The relationship between how we look naturally and how we wish we looked naturally has always been highly charged, and one that many women negotiate at least in part with their fingers crossed behind their backs. Nothing new here: it has fuelled a cultural fascination with lucky winners of the aesthetic-genetic lottery from Aphrodite to #wokeuplikethis. The Pollyanna viewpoint would therefore be that since artifice and aspiration will always be with us, it is more wholesome to celebrate a healthy, flesh-and-blood complexion – even one enchanced by a little flush of blusher – than the blanking out of the self under a full mask of makeup.
But what has changed – in what surely will become known in the future as the Kardashian age – is that a new obsession with banality has fused with our fascination with beauty. We don’t want black tie, red-carpet glamour; we want cute bathroom PJ selfies. We are less interested in what movie stars wear to premieres than in what they wear on the school run. And so, to entertain us, celebrities play adorably at normal life, for the cameras. Three of the 10 most-liked Instagram photos of 2015 so far are of Taylor Swift at home with her cats. One is a Selena Gomez selfie, taken in a car, in which the caption notes that the plain grey top is her favourite sweatshirt.
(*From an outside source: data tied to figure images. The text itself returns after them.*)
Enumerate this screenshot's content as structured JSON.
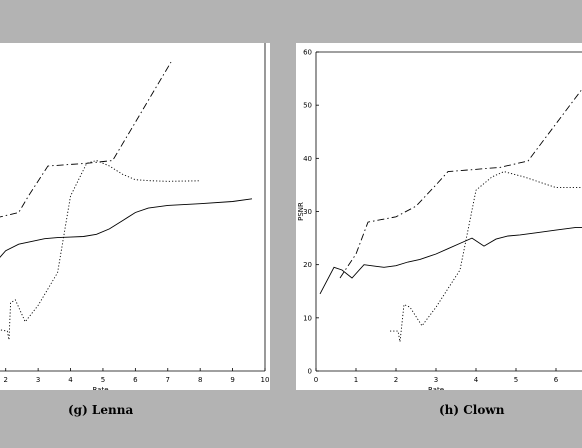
{
  "captions": {
    "left": "(g) Lenna",
    "right": "(h) Clown"
  },
  "chart_data": [
    {
      "type": "line",
      "title": "",
      "xlabel": "Rate",
      "ylabel": "",
      "xlim": [
        1.7,
        10
      ],
      "ylim": [
        0,
        60
      ],
      "xticks": [
        2,
        3,
        4,
        5,
        6,
        7,
        8,
        9,
        10
      ],
      "grid": false,
      "series": [
        {
          "style": "solid",
          "x": [
            1.7,
            2.0,
            2.4,
            2.8,
            3.2,
            3.6,
            4.0,
            4.4,
            4.8,
            5.2,
            5.6,
            6.0,
            6.4,
            7.0,
            8.0,
            9.0,
            9.6
          ],
          "y": [
            20.0,
            22.0,
            23.2,
            23.7,
            24.2,
            24.4,
            24.5,
            24.6,
            25.0,
            26.0,
            27.5,
            29.0,
            29.8,
            30.3,
            30.6,
            31.0,
            31.5
          ]
        },
        {
          "style": "dashdot",
          "x": [
            1.7,
            2.4,
            2.7,
            3.3,
            4.5,
            5.3,
            7.1
          ],
          "y": [
            28.0,
            29.0,
            32.0,
            37.5,
            38.0,
            38.5,
            56.5
          ]
        },
        {
          "style": "dotted",
          "x": [
            1.85,
            2.05,
            2.1,
            2.15,
            2.3,
            2.6,
            3.0,
            3.6,
            4.0,
            4.5,
            4.8,
            5.2,
            5.6,
            6.0,
            6.5,
            7.0,
            8.0
          ],
          "y": [
            7.5,
            7.3,
            5.7,
            12.5,
            13.0,
            9.0,
            12.0,
            18.0,
            32.0,
            38.0,
            38.5,
            37.5,
            36.0,
            35.0,
            34.8,
            34.7,
            34.8
          ]
        }
      ]
    },
    {
      "type": "line",
      "title": "",
      "xlabel": "Rate",
      "ylabel": "PSNR",
      "xlim": [
        0,
        7
      ],
      "ylim": [
        0,
        60
      ],
      "xticks": [
        0,
        1,
        2,
        3,
        4,
        5,
        6
      ],
      "yticks": [
        0,
        10,
        20,
        30,
        40,
        50,
        60
      ],
      "grid": false,
      "series": [
        {
          "style": "solid",
          "x": [
            0.1,
            0.45,
            0.65,
            0.9,
            1.2,
            1.5,
            1.7,
            2.0,
            2.3,
            2.6,
            2.8,
            3.0,
            3.3,
            3.6,
            3.9,
            4.2,
            4.5,
            4.8,
            5.1,
            5.5,
            6.0,
            6.5,
            7.0
          ],
          "y": [
            14.5,
            19.5,
            19.0,
            17.5,
            20.0,
            19.7,
            19.5,
            19.8,
            20.5,
            21.0,
            21.5,
            22.0,
            23.0,
            24.0,
            25.0,
            23.5,
            24.8,
            25.4,
            25.6,
            26.0,
            26.5,
            27.0,
            27.0
          ]
        },
        {
          "style": "dashdot",
          "x": [
            0.6,
            1.0,
            1.3,
            2.0,
            2.5,
            3.0,
            3.3,
            4.6,
            5.3,
            7.0
          ],
          "y": [
            17.5,
            22.0,
            28.0,
            29.0,
            31.0,
            35.0,
            37.5,
            38.3,
            39.5,
            56.5
          ]
        },
        {
          "style": "dotted",
          "x": [
            1.85,
            2.05,
            2.1,
            2.2,
            2.35,
            2.65,
            3.0,
            3.6,
            4.0,
            4.4,
            4.7,
            5.2,
            6.0,
            7.0
          ],
          "y": [
            7.5,
            7.5,
            5.5,
            12.5,
            12.0,
            8.5,
            12.0,
            19.0,
            34.0,
            36.5,
            37.5,
            36.5,
            34.5,
            34.5
          ]
        }
      ]
    }
  ]
}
Like Marie Antoinette in her Petit Hameau, the stars act out being regular folk by driving the Range Rover from Starbucks and SoulCycle. This is normal life play-acted for the masses by the beautiful people – as entertainment, but with a little nugget of pit-of-the-stomach insecurity lobbed in there. Last week, I got a press release about a new range of suck-you-in shaping underwear, specifically designed to be worn under your gym gear in order to look svelte while working out.
But if we normalise the wearing of Spanx, if we call what models look like after makeup and hot rollers a “natural” look, where exactly does that leave what we look like naturally? Is it still even allowed, to look like that? Do we have to fluff up our hair all the time? I had to switch hairdressers recently because he just could not get his head around the fact that I only blow-dry my hair on special occasions, and 19 washes out of 20 I just leave it to dry by itself. However many times I explained to him that any style that needed blow-drying was a complete waste of time, he didn’t seem to believe me. Now that “natural” means blown-out, bouncy waves, we don’t even have the vocabulary to talk about how we naturally look. Faux-natural is a problem if it turns natural into a dirty word.